Why do the nanotubes line up? Kono said the team is still investigating the mechanics of nucleation — that is, how the first few nanotubes on the paper come together. “We think the nanotubes fall randomly at first, but they can still slide around on the paper,” he said. “Van der Waals force brings them together, and they naturally seek their lowest-energy state, which is in alignment.” Because the nanotubes vary in length, the researchers suspect the overhangs force other tubes to line up as they join the array.
The researchers found their completed films could be patterned with standard lithography techniques. That’s yet another plus for manufacturers, said Kono, who started hearing buzz about the discovery months before the paper’s release.
“I gave an invited talk about our work at a carbon nanotube conference, and many people are already trying to reproduce our results,” he said. “I got so much enthusiastic response right after my talk.
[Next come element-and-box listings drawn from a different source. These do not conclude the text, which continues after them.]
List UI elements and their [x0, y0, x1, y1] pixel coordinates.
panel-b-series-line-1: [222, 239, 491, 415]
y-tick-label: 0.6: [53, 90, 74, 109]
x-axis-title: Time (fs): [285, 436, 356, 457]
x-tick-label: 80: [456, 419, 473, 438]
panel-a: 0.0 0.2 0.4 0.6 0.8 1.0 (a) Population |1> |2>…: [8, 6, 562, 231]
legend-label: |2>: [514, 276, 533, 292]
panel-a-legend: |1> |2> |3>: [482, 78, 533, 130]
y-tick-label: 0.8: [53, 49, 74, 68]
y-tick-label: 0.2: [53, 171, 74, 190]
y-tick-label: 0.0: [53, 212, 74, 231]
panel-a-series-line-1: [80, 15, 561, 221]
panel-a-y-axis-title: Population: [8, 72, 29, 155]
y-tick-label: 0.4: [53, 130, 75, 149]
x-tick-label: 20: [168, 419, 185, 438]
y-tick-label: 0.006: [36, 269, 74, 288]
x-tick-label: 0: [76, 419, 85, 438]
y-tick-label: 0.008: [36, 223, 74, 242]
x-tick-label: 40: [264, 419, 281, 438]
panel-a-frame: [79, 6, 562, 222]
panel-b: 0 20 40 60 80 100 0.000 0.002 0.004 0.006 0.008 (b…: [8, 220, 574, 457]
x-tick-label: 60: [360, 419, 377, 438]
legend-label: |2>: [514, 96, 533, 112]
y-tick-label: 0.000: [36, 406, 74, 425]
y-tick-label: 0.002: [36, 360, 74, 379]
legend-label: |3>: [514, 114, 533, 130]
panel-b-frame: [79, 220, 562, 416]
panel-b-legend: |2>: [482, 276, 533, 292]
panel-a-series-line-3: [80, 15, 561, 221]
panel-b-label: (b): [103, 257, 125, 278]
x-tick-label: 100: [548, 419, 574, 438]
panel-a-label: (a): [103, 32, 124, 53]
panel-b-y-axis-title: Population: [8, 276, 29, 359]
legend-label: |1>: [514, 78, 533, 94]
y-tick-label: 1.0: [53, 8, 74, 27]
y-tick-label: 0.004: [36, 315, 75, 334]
Everybody asked for the recipe.”
Co-authors are Rice graduate students Qi Zhang, Sidong Lei and John Robinson and postdoctoral researcher Bo Li; Lijuan Xie of Zhejiang University, who has a complimentary appointment at Rice; Rice alumnus Erik Haroz and Stephen Doorn of Los Alamos National Laboratory; Robert Vajtai, a faculty research fellow at Rice; Pulickel Ajayan, chair of Rice’s Department of Materials Science and NanoEngineering, the Benjamin M. and Mary Greenwood Anderson Professor in Engineering and a professor of chemistry; and the late Robert Hauge, distinguished faculty fellow in chemistry and in materials science and nanoengineering at Rice. Adams is a senior faculty fellow in materials science and nanoengineering. Kono is a Rice professor of electrical and computer engineering, of physics and astronomy and of materials science and nanoengineering.
The Department of Energy and the Robert A. Welch Foundation supported the research.